When he finally got back on his feet, he set his sights on an ambitious goal: running a marathon. Over ten months, he trained hard, pushing his body through discomfort and doubt. He completed the marathon, crossing the finish line with pride—but not the triumph he expected.

“I thought I would feel great about it,” he said later. “But I felt the opposite. I felt I had cheated.”

He had run just 14 km before race day. He believed he could have completed 21 km on any given day without the marathon preparation. This victory felt hollow, not because it lacked effort, but because it lacked a deeper purpose. And so, he asked himself a question: What would truly test my limits, every single day?
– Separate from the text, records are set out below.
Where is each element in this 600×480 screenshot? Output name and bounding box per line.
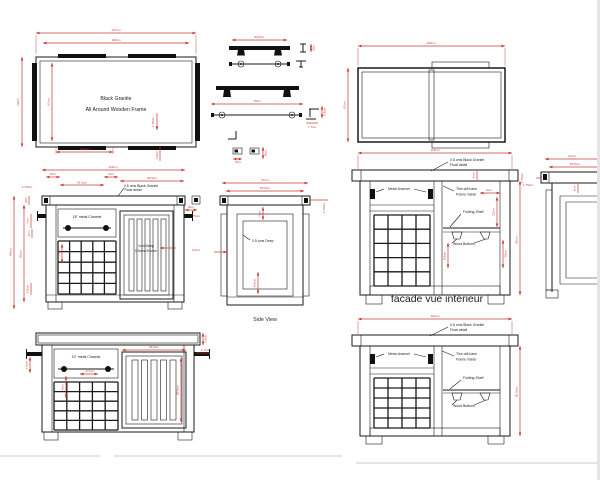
front-channel-label: 18" metal Channel [73, 215, 102, 219]
front-height-inner-dim: 80cm [19, 250, 23, 258]
front-25-dim: 2.5cm [26, 284, 30, 293]
blueprint-drawing: 127cm 115cm 79cm 67cm Black Granite All … [0, 0, 600, 480]
plan-edge-dim: 4.8cm [155, 150, 159, 159]
plan-height-outer: 79cm [16, 98, 20, 106]
front-grid-dim: 14cm [57, 249, 61, 257]
facade-bottom-metal-channel-label: Metal channel [388, 352, 410, 356]
front-8cm-dim: 8cm [50, 172, 56, 176]
facade-bottom-frame-note1: This will have [456, 352, 477, 356]
blueprint-sheet: 127cm 115cm 79cm 67cm Black Granite All … [0, 0, 600, 480]
facade-bottom-width-dim: 115cm [430, 314, 439, 318]
handle-short-bar [229, 46, 290, 50]
front-4cm-b-dim: 4cm [27, 230, 31, 236]
front-bottom-17-dim: 1.7cm [201, 348, 210, 352]
facade-mid-frame-note2: Frame inside [456, 193, 476, 197]
facade-bottom-frame-note2: Frame inside [456, 358, 476, 362]
plan-left-rail [32, 63, 37, 141]
facade-mid-width-dim: 115cm [430, 148, 439, 152]
handle-long-depth: 7.7cm [308, 125, 317, 129]
plan-width-inner: 115cm [111, 38, 120, 42]
side-width-outer-dim: 67cm [261, 178, 269, 182]
plan-width-outer: 127cm [111, 28, 121, 32]
front-bottom-555-dim: 55.5cm [176, 385, 180, 396]
side-view-caption: Side View [253, 317, 277, 323]
side-width-inner-dim: 63.5cm [260, 186, 271, 190]
facade-bottom-folding-shelf-label: Folding Shelf [463, 376, 483, 380]
front-granite-note2: Float detail [124, 188, 141, 192]
bracket-gap-dim: 8cm [264, 150, 268, 156]
plan-material-line1: Black Granite [100, 96, 131, 102]
plan-material-line2: All Around Wooden Frame [86, 107, 147, 113]
facade-caption: facade vue intérieur [391, 293, 484, 305]
front-175-left-dim: 1.75cm [22, 185, 33, 189]
facade-mid-folding-shelf-label: Folding Shelf [463, 210, 483, 214]
facade-mid-175-dim: 1.75cm [520, 173, 524, 184]
facade-mid-note2: Float detail [450, 163, 467, 167]
front-bottom-57-dim: 5.7cm [86, 369, 95, 373]
partial-width-inner-dim: 63.5cm [570, 162, 581, 166]
front-groove-note2: 0.5cm Groove [135, 249, 157, 253]
front-width-dim: 115cm [108, 165, 117, 169]
side-top-dim: 7cm [258, 211, 262, 217]
handle-long-bar [216, 86, 299, 90]
facade-mid-metal-channel-label: Metal channel [388, 187, 410, 191]
facade-bottom-height-dim: 80.5cm [515, 387, 519, 398]
side-deep-label: 0.5 cms Deep [252, 239, 274, 243]
facade-mid-3cm-dim: 3cm [472, 172, 476, 178]
front-bottom-channel-label: 10" metal Channel [72, 355, 101, 359]
partial-3cm-dim: 3cm [573, 185, 577, 191]
handle-long-length: 70cm [253, 99, 261, 103]
facade-mid-20cm-dim: 20cm [492, 208, 496, 216]
front-bottom-495-dim: 49.5cm [149, 345, 160, 349]
bracket-width-dim: 3cm [235, 160, 241, 164]
front-door-width-dim: 49.5cm [147, 176, 158, 180]
side-right-dim: 1.75cm [322, 203, 326, 214]
facade-mid-wood-buttons-label: Wood Buttons [453, 242, 475, 246]
front-bottom-8-dim: 8cm [61, 384, 65, 390]
facade-bottom-wood-buttons-label: Wood Buttons [453, 404, 475, 408]
front-3cm-dim: 3cm [24, 197, 28, 203]
side-left-dim: 2.5cm [192, 248, 201, 252]
front-4cm-dim: 4cm [108, 172, 114, 176]
facade-mid-frame-note1: This will have [456, 187, 477, 191]
plan-height-inner: 67cm [47, 98, 51, 106]
front-8cm-right-dim: 8cm [188, 205, 194, 209]
front-groove-note1: 1cm Deep [138, 244, 154, 248]
partial-175-dim: 1.75cm [523, 183, 534, 187]
plan-thickness-dim: 1.75cm [151, 117, 155, 128]
facade-bottom-note2: Float detail [450, 328, 467, 332]
partial-width-outer-dim: 67cm [568, 154, 576, 158]
panel-height-dim: 87cm [343, 101, 347, 109]
plan-right-rail [195, 63, 200, 141]
handle-short-length: 40.5cm [254, 35, 265, 39]
facade-mid-85-dim: 8.5cm [443, 251, 447, 260]
front-bottom-18-dim: 1.8cm [204, 334, 208, 343]
facade-mid-note1: 0.5 cms Black Granite [450, 158, 484, 162]
side-bottom-dim: 8.5cm [253, 278, 257, 287]
front-7cm-dim: 7cm [26, 218, 30, 224]
panel-width-dim: 115cm [426, 41, 435, 45]
facade-bottom-note1: 0.5 cms Black Granite [450, 323, 484, 327]
facade-mid-23cm-dim: 23cm [504, 250, 508, 258]
handle-short-height: 3cm [312, 45, 316, 51]
plan-bottom-dim: 48.5cm [80, 147, 91, 151]
front-415-dim: 41.5cm [77, 181, 88, 185]
handle-long-rise: 1.8cm [323, 107, 327, 116]
front-bottom-45-dim: 4.5cm [25, 360, 29, 369]
facade-mid-height-dim: 80cm [515, 236, 519, 244]
facade-mid-9cm-dim: 9cm [486, 188, 492, 192]
front-height-outer-dim: 86cm [9, 248, 13, 256]
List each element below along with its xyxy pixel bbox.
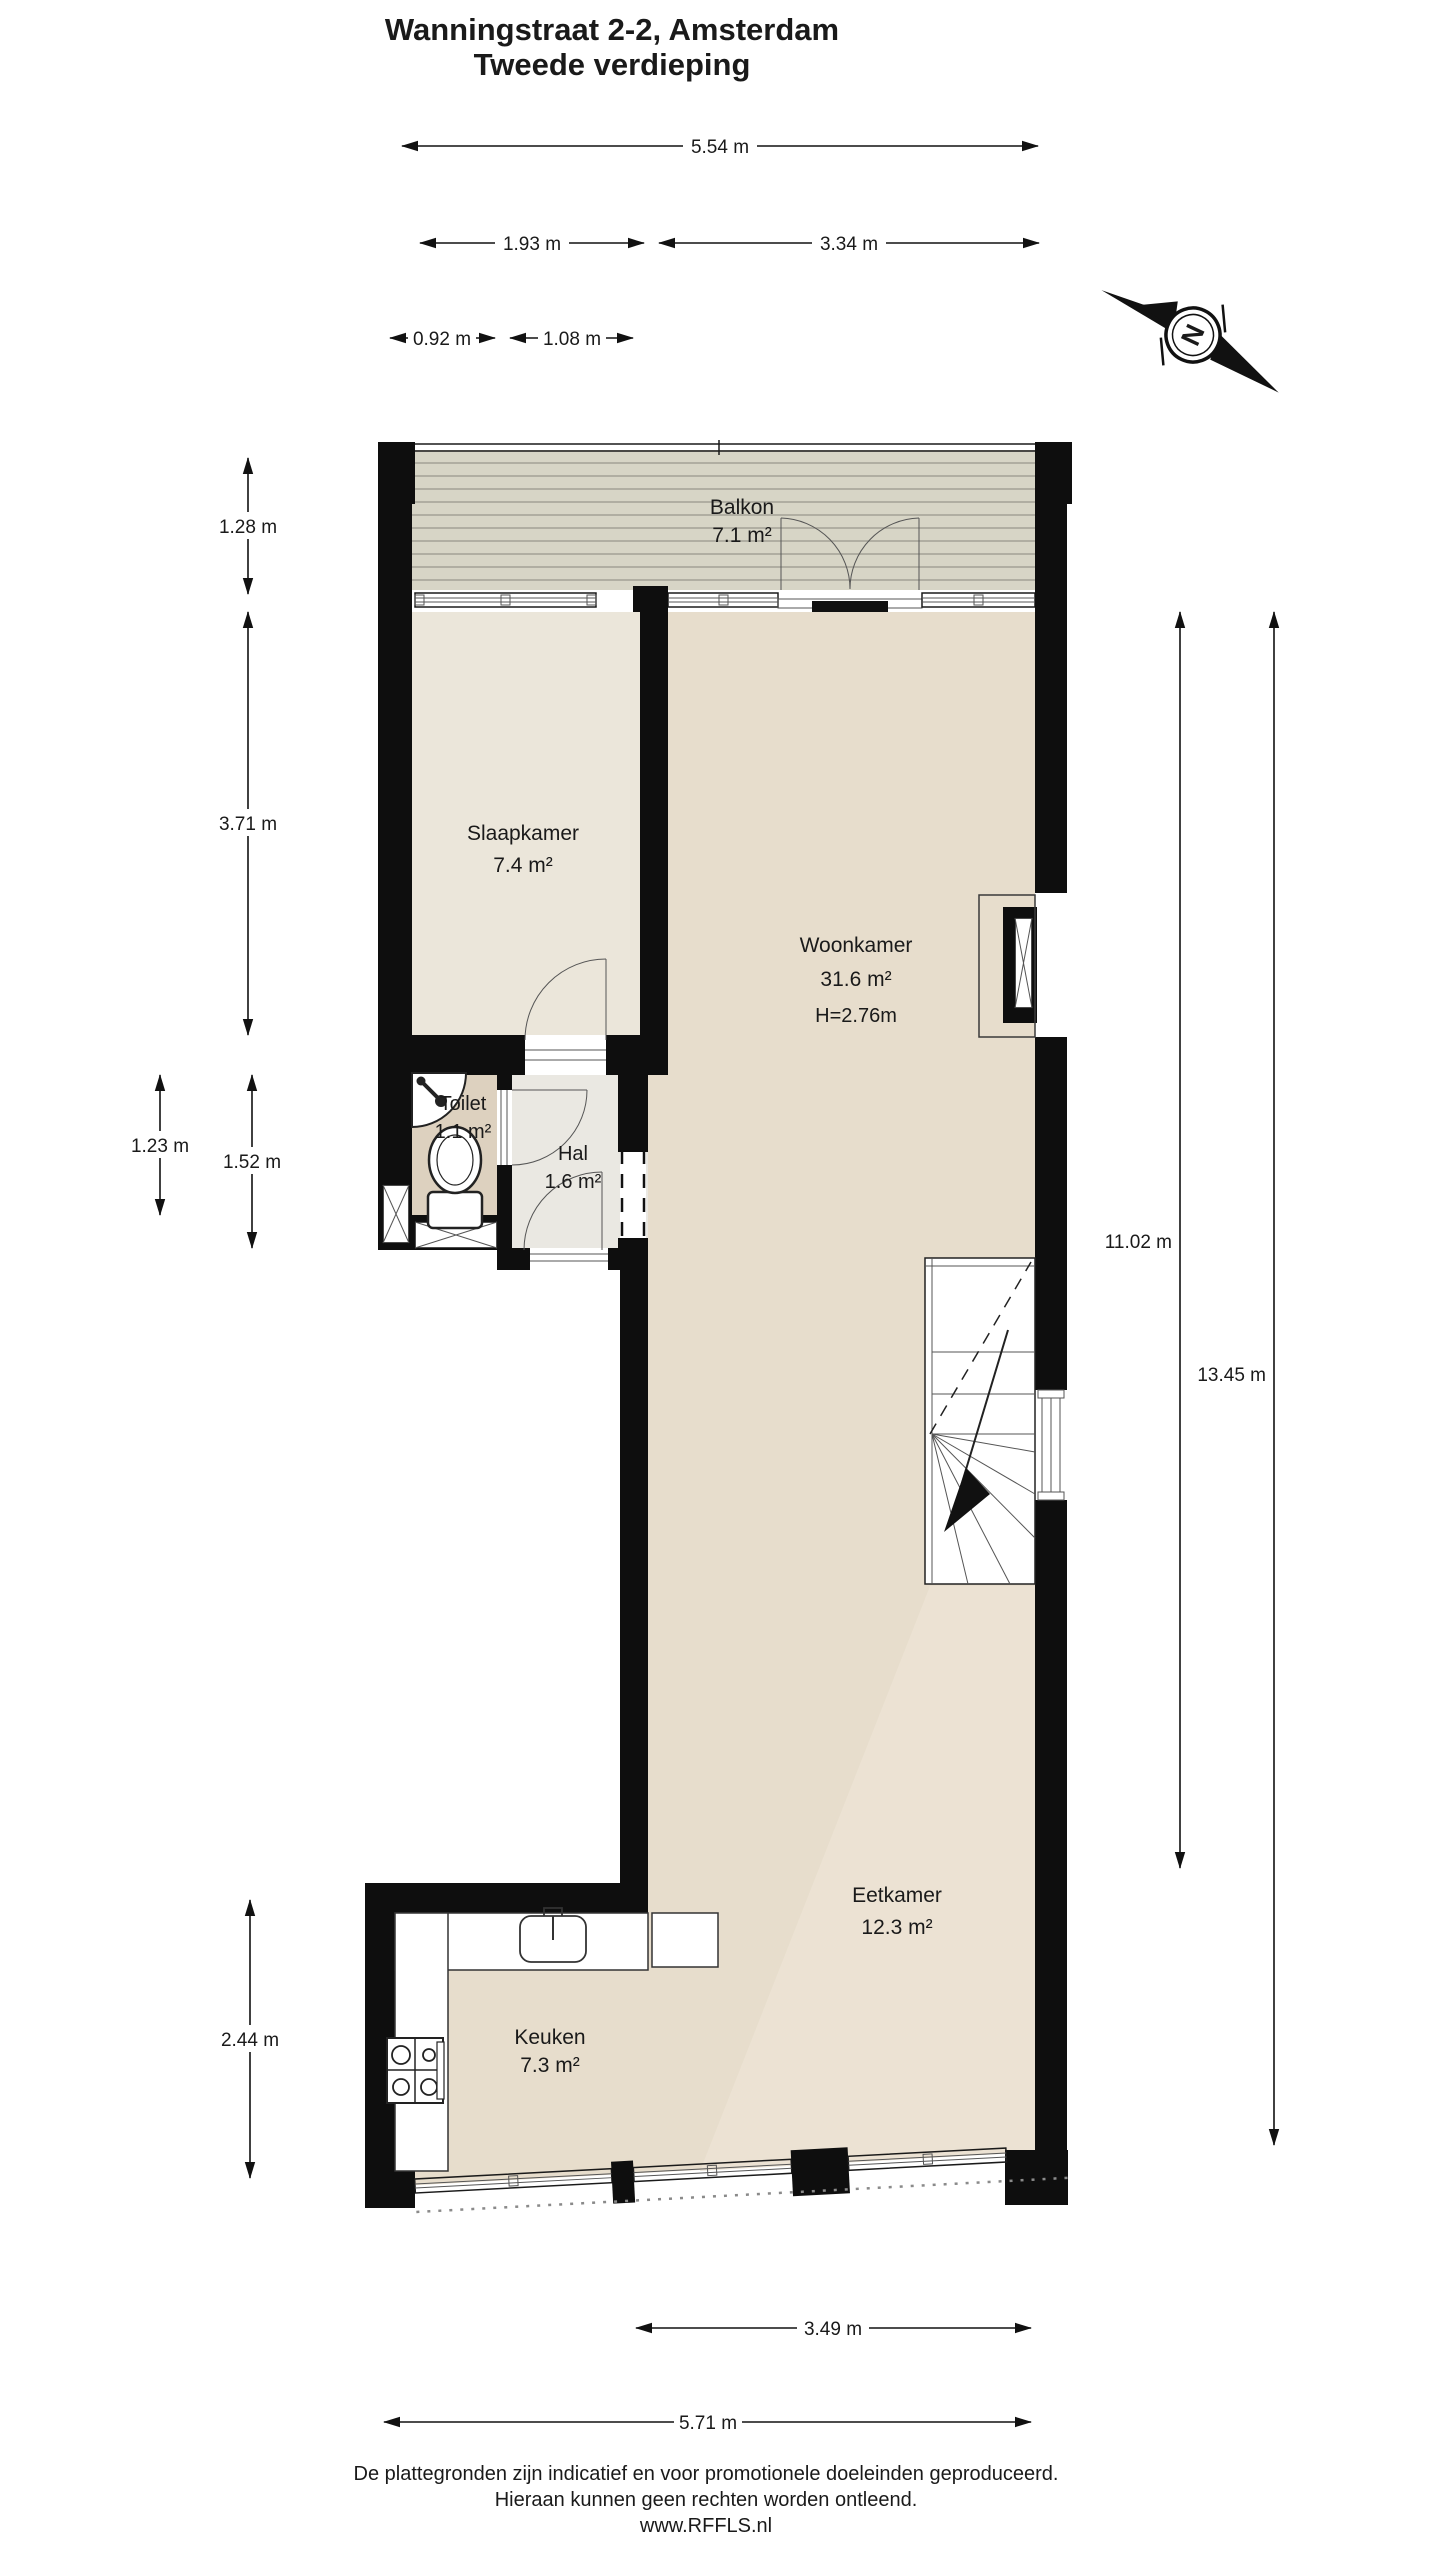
dining-counter bbox=[652, 1913, 718, 1967]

The Six-Pack Dream That Transformed a Life

The answer came in the form of an unlikely goal—six-pack abs. At first glance, it may have seemed like a vanity project. But for Warikoo, it was anything but. At 26% body fat, he knew this wouldn’t be an easy transformation. It wasn’t a New Year’s resolution or a 30-day challenge. It was about radical discipline.

He began rewiring his life from the inside out. Sleep, food, workouts—every aspect of his lifestyle was examined and rebuilt. Over time, he brought his body fat down to below 10%, watching his abs emerge not just as a marker of fitness, but as a badge of endurance. For Warikoo, each muscle told a story—of pain, of persistence, and of reclaiming agency over his own life.

At 44, A Comeback by Choice

In 2024, at the age of 44, Warikoo took on the same challenge again. This time, not because he needed to, but because he wanted to. On May 31, he revealed his latest transformation on Instagram—lean, chiseled, and stronger than ever. But the message wasn’t about the aesthetics. “I know this routine and mindset will stay with me for life,” he wrote, calling it his “second life.”

This second act wasn’t about revenge on his old self—it was about respect for his new one. It was a declaration that age is just a number, and that discipline is ageless.